Longer held holds, often called "melting", is a way to release extra tension in a movement pattern commonly referred to as a trigger point. Releasing areas of extra tension in your fascia system (entwined in your muscular system and connected throughout the body in different fascia lines) means that your body will have an easier time getting into the right range of motion for your upcoming exercises.

For squats, your best bet is to work on the following areas:

  • Calves

  • Quads

  • Hamstrings

  • Adductors

  • Glutes

  • Lats


Dynamic Mobility

Dynamic mobility is all about focusing in mentally on your movements. Before you walk up to the bar, getting in tune with your body, how its moving and feeling is always a good idea. Dynamic movements also help get the blood flowing and gets your muscles working cohesively on more complex movements.

The dynamic movements you pick should always be related to the movement pattern you are about to perform. Unlike static stretches, these movements are going to prep your muscles to work together as part of a greater whole. Dynamic mobility will help increase your over all range of motion going into your squats and improve your performance.
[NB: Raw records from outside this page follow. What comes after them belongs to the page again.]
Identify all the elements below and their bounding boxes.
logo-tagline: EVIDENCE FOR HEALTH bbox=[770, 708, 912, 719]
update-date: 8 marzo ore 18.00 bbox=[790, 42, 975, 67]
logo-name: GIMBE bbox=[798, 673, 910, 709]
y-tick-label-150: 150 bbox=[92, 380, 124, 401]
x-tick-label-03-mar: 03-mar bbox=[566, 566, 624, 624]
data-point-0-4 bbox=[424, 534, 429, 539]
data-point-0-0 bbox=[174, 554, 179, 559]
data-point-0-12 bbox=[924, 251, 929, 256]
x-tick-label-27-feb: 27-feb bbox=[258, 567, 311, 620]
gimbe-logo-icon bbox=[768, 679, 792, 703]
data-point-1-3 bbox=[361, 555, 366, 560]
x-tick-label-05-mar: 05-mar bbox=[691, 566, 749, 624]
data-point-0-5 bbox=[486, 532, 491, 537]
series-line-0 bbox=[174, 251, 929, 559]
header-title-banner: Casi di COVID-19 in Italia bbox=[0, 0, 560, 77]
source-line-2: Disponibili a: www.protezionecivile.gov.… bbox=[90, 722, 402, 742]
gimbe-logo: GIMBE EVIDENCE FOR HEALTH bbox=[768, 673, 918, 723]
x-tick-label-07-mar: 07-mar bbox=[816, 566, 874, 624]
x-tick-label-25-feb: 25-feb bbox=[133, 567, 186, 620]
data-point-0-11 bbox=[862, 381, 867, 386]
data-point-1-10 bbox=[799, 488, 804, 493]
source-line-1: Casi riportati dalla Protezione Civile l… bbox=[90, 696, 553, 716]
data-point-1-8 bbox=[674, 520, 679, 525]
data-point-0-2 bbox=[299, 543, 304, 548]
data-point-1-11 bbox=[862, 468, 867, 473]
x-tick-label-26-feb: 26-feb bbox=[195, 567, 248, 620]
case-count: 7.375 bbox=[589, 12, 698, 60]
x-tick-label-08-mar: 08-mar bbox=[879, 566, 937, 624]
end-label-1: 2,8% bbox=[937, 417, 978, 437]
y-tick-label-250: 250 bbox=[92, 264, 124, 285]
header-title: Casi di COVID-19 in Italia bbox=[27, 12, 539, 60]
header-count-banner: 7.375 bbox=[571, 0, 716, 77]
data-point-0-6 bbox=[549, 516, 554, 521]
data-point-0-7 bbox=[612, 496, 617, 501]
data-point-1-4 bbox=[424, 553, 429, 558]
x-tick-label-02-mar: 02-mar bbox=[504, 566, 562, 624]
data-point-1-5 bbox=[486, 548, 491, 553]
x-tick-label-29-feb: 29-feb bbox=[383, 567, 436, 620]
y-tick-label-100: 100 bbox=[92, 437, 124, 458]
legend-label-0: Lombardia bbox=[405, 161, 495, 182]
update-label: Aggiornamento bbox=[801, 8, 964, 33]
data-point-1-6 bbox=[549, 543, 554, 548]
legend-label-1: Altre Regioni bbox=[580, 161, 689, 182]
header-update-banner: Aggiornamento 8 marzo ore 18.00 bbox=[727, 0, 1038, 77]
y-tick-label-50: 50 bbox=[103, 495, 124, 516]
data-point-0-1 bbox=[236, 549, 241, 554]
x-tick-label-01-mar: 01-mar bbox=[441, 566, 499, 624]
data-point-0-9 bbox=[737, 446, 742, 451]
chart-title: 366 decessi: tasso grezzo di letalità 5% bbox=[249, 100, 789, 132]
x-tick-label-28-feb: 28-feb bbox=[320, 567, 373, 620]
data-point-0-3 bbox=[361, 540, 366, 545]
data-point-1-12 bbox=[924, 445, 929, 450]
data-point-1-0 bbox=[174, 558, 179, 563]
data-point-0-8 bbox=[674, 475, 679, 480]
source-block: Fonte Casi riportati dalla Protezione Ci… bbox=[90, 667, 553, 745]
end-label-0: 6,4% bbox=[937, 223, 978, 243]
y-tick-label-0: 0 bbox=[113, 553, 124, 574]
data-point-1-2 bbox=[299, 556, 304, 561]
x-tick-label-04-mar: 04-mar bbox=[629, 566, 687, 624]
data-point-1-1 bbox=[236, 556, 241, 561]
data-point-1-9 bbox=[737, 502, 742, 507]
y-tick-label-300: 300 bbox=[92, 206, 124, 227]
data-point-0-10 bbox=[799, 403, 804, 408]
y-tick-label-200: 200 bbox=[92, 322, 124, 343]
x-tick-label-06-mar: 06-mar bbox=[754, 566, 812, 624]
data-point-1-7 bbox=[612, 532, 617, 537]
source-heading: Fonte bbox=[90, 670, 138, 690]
For squats, you would greatly benefit from the following dynamic mobility drills:

  • Bow and Arrow

  • Cossack Squat

  • Revolving Malasana Squat

  • Leg Swings

  • Alternating Leg Dragon Pose


With all of that said, your body might be completely different than the person who was in the squat rack before you, so it's important to understand your movement patterns, deviations and possibly under active muscles.

There is no single right way to warm up for your squats, however, some is ALWAYS better than none when it comes to warming up. If you're not sure where to start or what to focus in on going into your next squat day, spending some time with a certified Personal Trainer is a great way to gain key insights on your body's movement patterns and deviations.